Changescaping, a project by Linda Carroli, engages one of the the Placing Project’s overall objectives to draw out emerging and changing ideas about urban environments and futures with a particular emphasis on the role artists, designers, planners, architects and other urbanists can play as changemakers and in creating alternative futures. In part, that change is about how practice itself is understood. The publication seeks to profile and foreground work happening in the Australian context, as it can seem that Australians aren’t prominently featured in the discussions about DIY urbanism, urban interventions and the like. Changescaping also aims to think beyond categories like ‘DIY urbanism’ and ‘urban intervention’ as a way of potentiating and tracing new trajectories for planning, design and art in the urban environment, as well as cutting across typologies and disciplines.
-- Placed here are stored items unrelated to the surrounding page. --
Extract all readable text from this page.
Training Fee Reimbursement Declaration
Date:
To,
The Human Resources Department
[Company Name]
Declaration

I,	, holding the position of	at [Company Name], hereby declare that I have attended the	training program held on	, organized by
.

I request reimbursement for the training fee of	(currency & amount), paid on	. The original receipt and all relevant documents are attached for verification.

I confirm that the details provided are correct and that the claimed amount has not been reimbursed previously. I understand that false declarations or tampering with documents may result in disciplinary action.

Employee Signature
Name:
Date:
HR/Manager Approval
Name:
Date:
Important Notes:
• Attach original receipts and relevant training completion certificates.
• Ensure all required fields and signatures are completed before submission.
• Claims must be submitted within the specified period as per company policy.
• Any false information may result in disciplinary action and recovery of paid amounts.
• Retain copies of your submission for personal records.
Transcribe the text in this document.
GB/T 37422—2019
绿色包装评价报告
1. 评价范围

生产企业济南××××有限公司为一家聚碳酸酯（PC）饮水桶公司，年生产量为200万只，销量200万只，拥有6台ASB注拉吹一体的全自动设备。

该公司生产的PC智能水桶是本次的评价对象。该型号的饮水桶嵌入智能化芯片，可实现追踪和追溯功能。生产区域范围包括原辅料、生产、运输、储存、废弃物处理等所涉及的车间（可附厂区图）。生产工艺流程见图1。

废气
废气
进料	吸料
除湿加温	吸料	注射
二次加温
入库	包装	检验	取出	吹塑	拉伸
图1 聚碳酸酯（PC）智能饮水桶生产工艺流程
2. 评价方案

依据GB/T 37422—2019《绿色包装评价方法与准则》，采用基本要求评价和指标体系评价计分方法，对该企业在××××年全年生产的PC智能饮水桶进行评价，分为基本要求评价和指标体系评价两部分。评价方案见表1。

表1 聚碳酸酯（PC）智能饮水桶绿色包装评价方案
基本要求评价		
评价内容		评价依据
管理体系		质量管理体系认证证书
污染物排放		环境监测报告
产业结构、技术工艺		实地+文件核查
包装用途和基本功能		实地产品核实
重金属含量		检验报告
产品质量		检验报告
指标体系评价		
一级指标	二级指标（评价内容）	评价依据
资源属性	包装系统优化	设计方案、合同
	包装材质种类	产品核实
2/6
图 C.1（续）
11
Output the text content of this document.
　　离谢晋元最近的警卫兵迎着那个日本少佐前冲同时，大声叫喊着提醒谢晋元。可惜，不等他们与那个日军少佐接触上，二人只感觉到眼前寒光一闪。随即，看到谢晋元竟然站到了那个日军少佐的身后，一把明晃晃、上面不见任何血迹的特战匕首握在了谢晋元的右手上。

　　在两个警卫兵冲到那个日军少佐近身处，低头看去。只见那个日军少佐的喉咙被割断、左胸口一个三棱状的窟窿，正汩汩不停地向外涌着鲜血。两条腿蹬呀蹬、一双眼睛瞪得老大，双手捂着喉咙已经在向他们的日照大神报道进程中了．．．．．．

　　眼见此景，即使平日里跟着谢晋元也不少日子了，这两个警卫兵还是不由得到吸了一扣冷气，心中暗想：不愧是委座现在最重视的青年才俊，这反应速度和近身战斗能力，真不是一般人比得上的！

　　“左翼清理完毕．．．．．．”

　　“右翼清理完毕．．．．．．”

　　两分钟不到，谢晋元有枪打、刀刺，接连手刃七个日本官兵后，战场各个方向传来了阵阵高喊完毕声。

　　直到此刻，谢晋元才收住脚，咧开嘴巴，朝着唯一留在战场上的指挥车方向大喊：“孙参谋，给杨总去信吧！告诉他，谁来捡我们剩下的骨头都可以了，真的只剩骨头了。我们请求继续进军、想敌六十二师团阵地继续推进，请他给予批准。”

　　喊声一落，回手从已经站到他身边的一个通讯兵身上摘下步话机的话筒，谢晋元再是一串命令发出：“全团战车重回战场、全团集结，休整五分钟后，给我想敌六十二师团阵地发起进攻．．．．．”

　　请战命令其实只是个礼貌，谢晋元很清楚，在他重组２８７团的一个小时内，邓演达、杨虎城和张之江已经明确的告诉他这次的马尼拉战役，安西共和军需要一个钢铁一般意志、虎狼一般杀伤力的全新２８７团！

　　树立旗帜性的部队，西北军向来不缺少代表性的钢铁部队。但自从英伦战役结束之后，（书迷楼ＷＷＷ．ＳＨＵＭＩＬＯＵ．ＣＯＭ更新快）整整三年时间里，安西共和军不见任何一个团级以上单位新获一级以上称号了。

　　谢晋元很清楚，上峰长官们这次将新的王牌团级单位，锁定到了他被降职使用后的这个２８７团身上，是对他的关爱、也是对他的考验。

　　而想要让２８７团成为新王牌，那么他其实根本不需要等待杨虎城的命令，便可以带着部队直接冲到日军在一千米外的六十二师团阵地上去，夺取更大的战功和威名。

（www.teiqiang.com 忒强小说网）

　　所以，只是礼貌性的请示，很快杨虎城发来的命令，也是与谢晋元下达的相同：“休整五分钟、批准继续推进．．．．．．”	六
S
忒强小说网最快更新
Placing | writing place | place writing
A paper presented at the Writing Architecture Symposium: a symposium on Innovation in the Textual and Visual Critique of Buildings. 22 – 23 July 2010, Queensland Art Gallery
From an Outer Suburban Life
An essay and Diffusion book commissioned by Proboscis as part of the Transformations, 2009. Several years ago, Linda Carroli relocated to the outer northern suburbs of Brisbane, Australia. Her local area bears all the hallmarks of outer suburban development and in this spatial complex she is considering how this pattern shapes us as individuals and shapes our communities. With reference to notions of ‘dwelling’ (Heidegger), ‘redirective practice’ (Fry) and ‘synoikismos’ (Ingersoll), the eBook considers local encounters, responding in small ways, in thought and act, that disrupt – and ultimately transform – the pattern of suburban life. If we transform the suburbs and our way of thinking about them, can we transform ourselves and bring new futures into the realm of possibility? Can community and gathering displace consumerism and retreat? This work reflects on such transformative potential through experience and through relationships between self, community and place.